In a tweet, Ethereum 2.0 creator Jeff Coleman stated, „If they don’t solve it, they will breach a threshold and be removed from the network.“
„I believe that full expulsion would occur after they drop below 16 ETH, which would take a significant amount of time given that the network is still in the final stages of development,“ Coleman explained.
„The protocol makes no distinction between a validator that hasn’t been updated and one that has been taken offline momentarily due to a power or network failure, for example.
Those who did not upgrade just need to do so and then restart their nodes; they will begin validating again once their node catches up with the Altair chain, which is expected to happen shortly „Hauner went on to clarify.
The Ethereum developers will be able to breathe a sigh of relief because the successful upgrade indicates that the project is on track to merge with Bitcoin in the near future, with the goal of being ready to „turn off Proof of Work forever“ by February 2022.

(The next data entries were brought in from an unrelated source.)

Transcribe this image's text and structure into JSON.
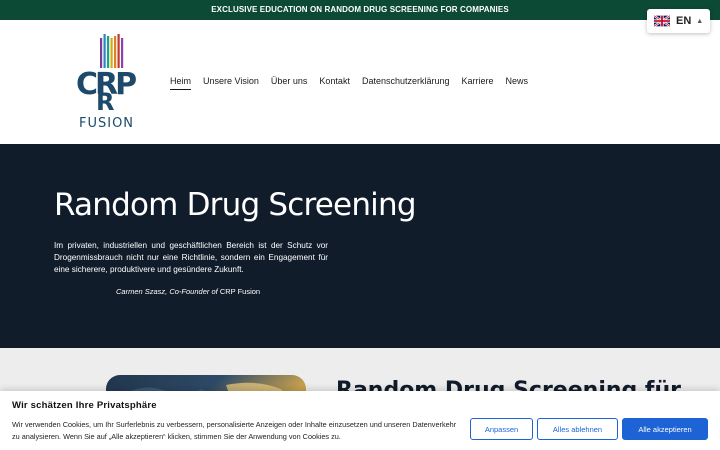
{
  "topbar": {
    "text": "EXCLUSIVE EDUCATION ON RANDOM DRUG SCREENING FOR COMPANIES"
  },
  "language": {
    "code": "EN",
    "flag_icon": "uk-flag-icon"
  },
  "logo": {
    "text": "CRP FUSION",
    "brand_color": "#1d4a6b"
  },
  "nav": {
    "items": [
      {
        "label": "Heim"
      },
      {
        "label": "Unsere Vision"
      },
      {
        "label": "Über uns"
      },
      {
        "label": "Kontakt"
      },
      {
        "label": "Datenschutzerklärung"
      },
      {
        "label": "Karriere"
      },
      {
        "label": "News"
      }
    ]
  },
  "hero": {
    "title": "Random Drug Screening",
    "body": "Im privaten, industriellen und geschäftlichen Bereich ist der Schutz vor Drogenmissbrauch nicht nur eine Richtlinie, sondern ein Engagement für eine sicherere, produktivere und gesündere Zukunft.",
    "cite_name": "Carmen Szasz, Co-Founder of",
    "cite_company": "CRP Fusion"
  },
  "section2": {
    "heading": "Random Drug Screening für"
  },
  "cookie": {
    "title": "Wir schätzen Ihre Privatsphäre",
    "text": "Wir verwenden Cookies, um Ihr Surferlebnis zu verbessern, personalisierte Anzeigen oder Inhalte einzusetzen und unseren Datenverkehr zu analysieren. Wenn Sie auf „Alle akzeptieren“ klicken, stimmen Sie der Anwendung von Cookies zu.",
    "customize_label": "Anpassen",
    "reject_label": "Alles ablehnen",
    "accept_label": "Alle akzeptieren"
  },
  "colors": {
    "topbar": "#0c4a36",
    "hero_bg": "#111c2b",
    "accent": "#1e63d6"
  }
}
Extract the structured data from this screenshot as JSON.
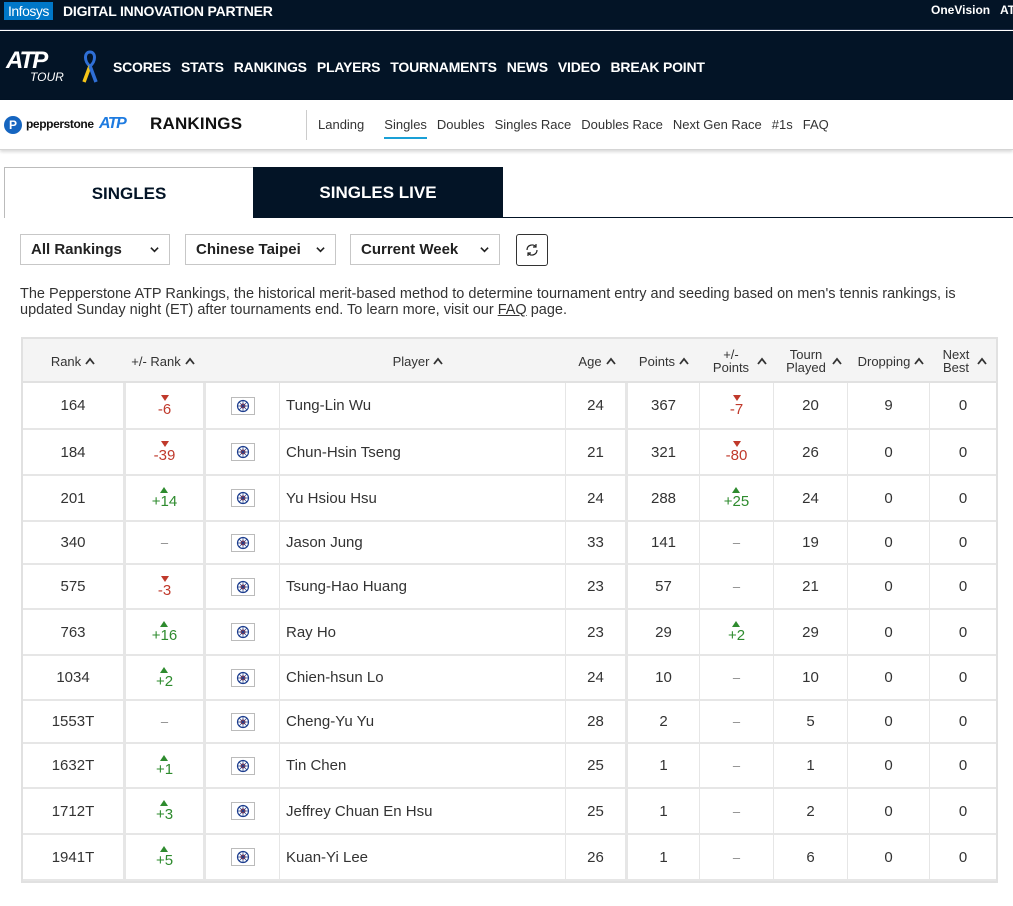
{
  "partner_bar": {
    "infosys": "Infosys",
    "tagline": "DIGITAL INNOVATION PARTNER",
    "onevision": "OneVision",
    "truncated": "AT"
  },
  "nav": {
    "logo_atp": "ATP",
    "logo_tour": "TOUR",
    "links": [
      "SCORES",
      "STATS",
      "RANKINGS",
      "PLAYERS",
      "TOURNAMENTS",
      "NEWS",
      "VIDEO",
      "BREAK POINT"
    ]
  },
  "rankings_header": {
    "sponsor": "pepperstone",
    "atp": "ATP",
    "title": "RANKINGS",
    "links": [
      "Landing",
      "Singles",
      "Doubles",
      "Singles Race",
      "Doubles Race",
      "Next Gen Race",
      "#1s",
      "FAQ"
    ],
    "active": "Singles"
  },
  "tabs": {
    "singles": "SINGLES",
    "live": "SINGLES LIVE"
  },
  "filters": {
    "rankings": "All Rankings",
    "country": "Chinese Taipei",
    "week": "Current Week"
  },
  "intro": {
    "text": "The Pepperstone ATP Rankings, the historical merit-based method to determine tournament entry and seeding based on men's tennis rankings, is updated Sunday night (ET) after tournaments end. To learn more, visit our ",
    "link": "FAQ",
    "suffix": " page."
  },
  "columns": {
    "rank": "Rank",
    "rank_move": "+/- Rank",
    "player": "Player",
    "age": "Age",
    "points": "Points",
    "points_move_1": "+/-",
    "points_move_2": "Points",
    "played_1": "Tourn",
    "played_2": "Played",
    "dropping": "Dropping",
    "next_1": "Next",
    "next_2": "Best"
  },
  "rows": [
    {
      "rank": "164",
      "rank_move": {
        "dir": "down",
        "val": "-6"
      },
      "player": "Tung-Lin Wu",
      "age": "24",
      "points": "367",
      "points_move": {
        "dir": "down",
        "val": "-7"
      },
      "played": "20",
      "dropping": "9",
      "next_best": "0"
    },
    {
      "rank": "184",
      "rank_move": {
        "dir": "down",
        "val": "-39"
      },
      "player": "Chun-Hsin Tseng",
      "age": "21",
      "points": "321",
      "points_move": {
        "dir": "down",
        "val": "-80"
      },
      "played": "26",
      "dropping": "0",
      "next_best": "0"
    },
    {
      "rank": "201",
      "rank_move": {
        "dir": "up",
        "val": "+14"
      },
      "player": "Yu Hsiou Hsu",
      "age": "24",
      "points": "288",
      "points_move": {
        "dir": "up",
        "val": "+25"
      },
      "played": "24",
      "dropping": "0",
      "next_best": "0"
    },
    {
      "rank": "340",
      "rank_move": {
        "dir": "none",
        "val": "–"
      },
      "player": "Jason Jung",
      "age": "33",
      "points": "141",
      "points_move": {
        "dir": "none",
        "val": "–"
      },
      "played": "19",
      "dropping": "0",
      "next_best": "0"
    },
    {
      "rank": "575",
      "rank_move": {
        "dir": "down",
        "val": "-3"
      },
      "player": "Tsung-Hao Huang",
      "age": "23",
      "points": "57",
      "points_move": {
        "dir": "none",
        "val": "–"
      },
      "played": "21",
      "dropping": "0",
      "next_best": "0"
    },
    {
      "rank": "763",
      "rank_move": {
        "dir": "up",
        "val": "+16"
      },
      "player": "Ray Ho",
      "age": "23",
      "points": "29",
      "points_move": {
        "dir": "up",
        "val": "+2"
      },
      "played": "29",
      "dropping": "0",
      "next_best": "0"
    },
    {
      "rank": "1034",
      "rank_move": {
        "dir": "up",
        "val": "+2"
      },
      "player": "Chien-hsun Lo",
      "age": "24",
      "points": "10",
      "points_move": {
        "dir": "none",
        "val": "–"
      },
      "played": "10",
      "dropping": "0",
      "next_best": "0"
    },
    {
      "rank": "1553T",
      "rank_move": {
        "dir": "none",
        "val": "–"
      },
      "player": "Cheng-Yu Yu",
      "age": "28",
      "points": "2",
      "points_move": {
        "dir": "none",
        "val": "–"
      },
      "played": "5",
      "dropping": "0",
      "next_best": "0"
    },
    {
      "rank": "1632T",
      "rank_move": {
        "dir": "up",
        "val": "+1"
      },
      "player": "Tin Chen",
      "age": "25",
      "points": "1",
      "points_move": {
        "dir": "none",
        "val": "–"
      },
      "played": "1",
      "dropping": "0",
      "next_best": "0"
    },
    {
      "rank": "1712T",
      "rank_move": {
        "dir": "up",
        "val": "+3"
      },
      "player": "Jeffrey Chuan En Hsu",
      "age": "25",
      "points": "1",
      "points_move": {
        "dir": "none",
        "val": "–"
      },
      "played": "2",
      "dropping": "0",
      "next_best": "0"
    },
    {
      "rank": "1941T",
      "rank_move": {
        "dir": "up",
        "val": "+5"
      },
      "player": "Kuan-Yi Lee",
      "age": "26",
      "points": "1",
      "points_move": {
        "dir": "none",
        "val": "–"
      },
      "played": "6",
      "dropping": "0",
      "next_best": "0"
    }
  ],
  "colors": {
    "navy": "#031426",
    "up": "#2e8b2e",
    "down": "#c0392b",
    "accent": "#1aa0d6"
  }
}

According to a blog post published earlier this month by developer Ben Edgington, the upgrade is significant because it includes:
It is our one and only real-world practice run before the merging at upgrading the beacon chain, so please be patient with us.“
If anything goes wrong (maybe because many stakeholders did not upgrade their clients in time), it will almost probably cause the merge date to be pushed back.“
“The proof of stake upgrade, known as The Merge, will be the biggest upgrade in Ethereum’s history.“
In Edgington’s words, „the Altair upgrade will provide us with significant expertise that will help us ensure that The Merge runs successfully when it is ready for deployment in 2022.“
The Beacon Chain is the first stage of Ethereum’s new proof-of-stake blockchain, which will merge with the current mainnet as part of the implementation of Ethereum 2.0. The Beacon Chain is the first stage of Ethereum’s new proof-of-stake blockchain, which will merge with the current mainnet as part of the implementation of Ethereum 2.0.
PoS is 99 percent more energy-efficient than PoW, which is the method used by Bitcoin (BTC) miners and relies on stakers and validators rather than miners to ensure that the network stays up and running.
The complete upgrade to Ethereum 2.0 is expected to take place between early and mid-2022.